In bringing the Rex Stout figment to life Arnold has contributed lots more than girth and a capacity for beer guzzling. His Nero Wolfe jells suavely with the imagination and makes a piquant example of personality conception. For seven years this corpulent sleuth, with a craving for nothing but good food and ease, has not ventured from his home. When he isn't unraveling a crime for the cash it will bring him, he gravitates between two hobbies, bottle tilting and orchid growing.

Task of digging up evidence and following out leads for Wolfe on the outside falls to Lionel Stander. It's a typical mugg role for Stander but the performance he turns in pegs him as an important entertainment factor in the film.

In 2002 Scarlet Street magazine revisited Meet Nero Wolfe — little seen in the years after its release — and found it neither the travesty it is sometimes thought to be, nor a faithful recreation of the world of Nero Wolfe.

Is it absurd and a "betrayal" of Stout to make Wolfe's orchid room a kind of greenhouse offshoot to his office?
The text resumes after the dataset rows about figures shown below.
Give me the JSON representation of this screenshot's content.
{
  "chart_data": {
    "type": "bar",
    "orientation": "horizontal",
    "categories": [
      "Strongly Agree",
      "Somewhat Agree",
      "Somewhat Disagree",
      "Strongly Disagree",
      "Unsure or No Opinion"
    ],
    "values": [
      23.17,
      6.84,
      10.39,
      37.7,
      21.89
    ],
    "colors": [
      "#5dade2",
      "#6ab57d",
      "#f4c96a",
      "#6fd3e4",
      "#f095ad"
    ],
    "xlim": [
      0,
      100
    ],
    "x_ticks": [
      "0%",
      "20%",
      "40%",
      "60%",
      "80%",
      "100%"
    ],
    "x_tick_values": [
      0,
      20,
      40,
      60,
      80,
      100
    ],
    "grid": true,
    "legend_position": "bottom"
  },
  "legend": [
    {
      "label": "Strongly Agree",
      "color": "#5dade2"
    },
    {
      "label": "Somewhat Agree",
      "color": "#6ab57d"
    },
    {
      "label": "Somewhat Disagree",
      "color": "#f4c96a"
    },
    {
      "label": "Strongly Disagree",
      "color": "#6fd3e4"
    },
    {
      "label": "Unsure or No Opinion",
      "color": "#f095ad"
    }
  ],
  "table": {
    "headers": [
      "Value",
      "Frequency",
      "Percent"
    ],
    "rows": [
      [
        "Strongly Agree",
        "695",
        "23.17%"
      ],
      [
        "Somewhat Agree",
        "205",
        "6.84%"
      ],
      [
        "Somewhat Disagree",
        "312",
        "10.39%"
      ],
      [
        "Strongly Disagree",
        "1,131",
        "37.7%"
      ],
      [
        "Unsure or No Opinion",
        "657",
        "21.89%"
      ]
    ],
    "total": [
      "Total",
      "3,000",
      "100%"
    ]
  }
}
Of course, it is, but it's also a clever device that keeps the orchid-growing obsession in the action without breaking from the fairly complicated plot. Other departures — such as transforming chef Fritz Brenner into the Swedish Olaf ... are less explicable. ...

What goes wrong — at least from a purist's standpoint — is the decision to portray Wolfe as a far too jolly character. This is odd in itself, since Arnold was rarely an actor who specialized in projecting good humor.

Judging the film as a film and dismissing questions of fidelity to the source material, Meet Nero Wolfe is an above average minor A picture, a solid mystery, and unfailingly entertaining. Certain things — such as a sequence involving Archie playing the then new game of Monopoly — have a nice time capsule quality that has nothing to do with the Wolfe books, but have a value all their own. No, at bottom, it's not Rex Stout's Nero and Archie, but it's a well-developed mystery (thanks to Stout's plot) with compensations all its own — and an interesting piece of Wolfeana.